For almost three years, the federal government sought no bureaucratic advice regarding a major policy commitment to introduce a visa for farm workers, despite the National Party insisting it was one of its top priorities.
- The Agriculture Minister was not briefed on development of a farm worker visa from 2018 until June this year
- No policy work was done since the Prime Minister’s 2018 promise until Nationals forced action during UK trade negotiations
- Minister David Littleproud says the agriculture visa will be established by the end of the year.
Instead, just days before the visa was announced on the sidelines of a post-Brexit free trade agreement (FTA) with the United Kingdom, a departmental briefing on the establishment of an agriculture visa was provided to Agriculture Minister David Littleproud.
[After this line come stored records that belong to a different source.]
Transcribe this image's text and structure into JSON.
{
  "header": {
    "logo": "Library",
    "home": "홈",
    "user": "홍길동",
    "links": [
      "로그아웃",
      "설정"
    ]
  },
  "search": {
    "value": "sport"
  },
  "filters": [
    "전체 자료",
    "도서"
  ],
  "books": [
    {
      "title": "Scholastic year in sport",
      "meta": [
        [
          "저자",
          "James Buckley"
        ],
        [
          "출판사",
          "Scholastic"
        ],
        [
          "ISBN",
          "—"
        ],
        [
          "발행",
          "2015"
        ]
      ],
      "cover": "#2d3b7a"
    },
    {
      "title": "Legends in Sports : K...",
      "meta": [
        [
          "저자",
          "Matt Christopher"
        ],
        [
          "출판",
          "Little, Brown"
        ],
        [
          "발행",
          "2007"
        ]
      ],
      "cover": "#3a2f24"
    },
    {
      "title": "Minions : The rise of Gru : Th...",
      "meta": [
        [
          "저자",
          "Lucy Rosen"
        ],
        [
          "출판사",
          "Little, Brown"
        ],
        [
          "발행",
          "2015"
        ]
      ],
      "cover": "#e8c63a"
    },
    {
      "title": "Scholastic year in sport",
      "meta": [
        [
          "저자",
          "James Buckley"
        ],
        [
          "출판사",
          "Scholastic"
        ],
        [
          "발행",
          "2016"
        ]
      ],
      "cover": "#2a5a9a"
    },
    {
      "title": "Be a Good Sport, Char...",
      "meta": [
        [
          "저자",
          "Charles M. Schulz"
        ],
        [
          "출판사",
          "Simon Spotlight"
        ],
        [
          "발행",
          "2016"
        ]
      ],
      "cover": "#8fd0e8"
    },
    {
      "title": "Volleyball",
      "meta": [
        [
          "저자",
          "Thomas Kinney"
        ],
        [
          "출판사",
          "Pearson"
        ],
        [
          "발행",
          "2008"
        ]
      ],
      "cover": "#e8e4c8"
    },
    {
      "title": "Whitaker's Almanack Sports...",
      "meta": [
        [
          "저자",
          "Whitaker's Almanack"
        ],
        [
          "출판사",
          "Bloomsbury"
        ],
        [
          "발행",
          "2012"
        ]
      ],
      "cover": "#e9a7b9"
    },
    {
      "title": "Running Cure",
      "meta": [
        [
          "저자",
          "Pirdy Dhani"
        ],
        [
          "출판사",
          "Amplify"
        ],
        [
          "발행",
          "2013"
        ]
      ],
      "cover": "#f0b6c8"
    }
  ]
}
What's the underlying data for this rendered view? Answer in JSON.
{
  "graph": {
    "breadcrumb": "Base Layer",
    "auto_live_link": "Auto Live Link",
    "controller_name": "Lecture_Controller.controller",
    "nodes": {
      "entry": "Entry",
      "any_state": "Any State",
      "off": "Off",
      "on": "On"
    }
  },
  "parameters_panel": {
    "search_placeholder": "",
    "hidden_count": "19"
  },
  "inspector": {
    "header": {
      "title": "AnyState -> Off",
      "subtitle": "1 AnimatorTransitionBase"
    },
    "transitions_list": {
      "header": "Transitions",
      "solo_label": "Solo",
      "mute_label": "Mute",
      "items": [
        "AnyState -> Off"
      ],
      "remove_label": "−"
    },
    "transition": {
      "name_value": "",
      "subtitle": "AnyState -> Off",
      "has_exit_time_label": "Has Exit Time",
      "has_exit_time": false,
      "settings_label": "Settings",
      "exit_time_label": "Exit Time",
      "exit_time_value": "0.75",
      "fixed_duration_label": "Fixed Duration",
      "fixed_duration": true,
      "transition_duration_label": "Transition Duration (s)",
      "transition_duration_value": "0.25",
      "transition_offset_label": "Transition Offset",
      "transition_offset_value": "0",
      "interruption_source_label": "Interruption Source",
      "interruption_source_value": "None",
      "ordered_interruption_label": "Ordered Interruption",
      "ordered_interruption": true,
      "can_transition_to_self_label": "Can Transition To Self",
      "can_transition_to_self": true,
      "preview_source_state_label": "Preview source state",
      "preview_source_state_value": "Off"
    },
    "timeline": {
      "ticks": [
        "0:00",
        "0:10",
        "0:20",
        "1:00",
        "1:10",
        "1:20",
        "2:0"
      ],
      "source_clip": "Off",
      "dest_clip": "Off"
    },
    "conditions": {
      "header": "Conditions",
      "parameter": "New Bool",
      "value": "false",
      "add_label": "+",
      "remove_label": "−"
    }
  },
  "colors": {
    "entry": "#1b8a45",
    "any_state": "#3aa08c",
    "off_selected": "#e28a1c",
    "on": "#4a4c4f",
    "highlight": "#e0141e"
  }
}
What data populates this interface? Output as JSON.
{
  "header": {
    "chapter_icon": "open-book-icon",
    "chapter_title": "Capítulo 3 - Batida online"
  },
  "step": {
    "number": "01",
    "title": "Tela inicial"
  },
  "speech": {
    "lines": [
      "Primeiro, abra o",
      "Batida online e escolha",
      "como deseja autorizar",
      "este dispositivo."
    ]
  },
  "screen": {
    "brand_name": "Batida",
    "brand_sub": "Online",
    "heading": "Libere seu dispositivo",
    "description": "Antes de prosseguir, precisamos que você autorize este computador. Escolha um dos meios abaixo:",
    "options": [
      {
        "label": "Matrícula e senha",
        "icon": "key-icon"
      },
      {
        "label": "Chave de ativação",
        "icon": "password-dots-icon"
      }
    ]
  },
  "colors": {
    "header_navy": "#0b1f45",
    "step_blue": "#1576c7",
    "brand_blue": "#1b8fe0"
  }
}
That briefing took place the day after Prime Minister Scott Morrison left Australia for the UK.
It has since emerged this was the first briefing on an agriculture visa to the Agriculture Minister since September 11, 2018.
Since the June announcement, few details have emerged about how the visa might work, with Mr Littleproud insisting it would be operational before the end of this year.
No action until trade negotiations forced hand
The policy has been a point of tension within the Coalition in recent years.
The Prime Minister in October 2018 vowed to establish an agriculture visa, which the sector has long wanted to guarantee a harvest workforce to pick fruit and vegetables.
The former deputy prime minister, Michael McCormack, and Mr Littleproud have also repeatedly said it was a priority, yet internally some Liberal politicians fought against the proposal.
But the National party seized on the UK trade negotiations to pressure the Prime Minister to commit to the visa.
As part of the free trade deal, Britons are no longer required to spend 88 days on Australian farms to extend their visas, removing around 10,000 backpackers from the farm workforce.
In return for the Nationals support for that deal, which will need to pass the Australian Parliament to come into force, Mr Littleproud sought a guarantee from the Prime Minister to introduce the agriculture visa.
“When the Prime Minister made a promise to myself and the National party that he would deliver an agricultural visa he will do it, he is a man of his word,” Mr Littleproud told the ABC.
In answers provided to the Senate, the Department of Agriculture, Water and Environment confirmed a brief was provided to Mr Littleproud on the visa on June 11, 2021.
Mr Morrison left for the UK on June 10.
In the information given to the Senate, there was no date for providing formal advice to the Department of Home Affairs.
“The department regularly engages with the Department of Home Affairs on visa and migration matters relevant to the agricultural sector both through formal and informal mechanisms,” it said.
Labor’s agriculture spokeswoman, Julie Collins, said it was “incredible” to think the government had not completed any work on a potential visa, since Mr Morrison first committed to the idea in 2018.
“The government made an announcement in 2018, and then almost three years later didn’t do anything until the UK trade deal, when it was making a decision that would adversely affect farmers,” she said.
“What we’ve seen is years of inaction from the government with no work being done.
“If the work had been done over that almost three years, we’d have more detail now on what that ag visa looks like. Instead, now the government is scrambling to do the work it should have done in the last few years,”
But Mr Littleproud said he’d consulted widely with the farm industry about the need for a visa.
He said ministers should “not get caught up in the bureaucracy and listen to the boffins in Canberra, but actually listen to the people in the machinery sheds around the horticulture industry, in the meat processing plants listening to the owners”.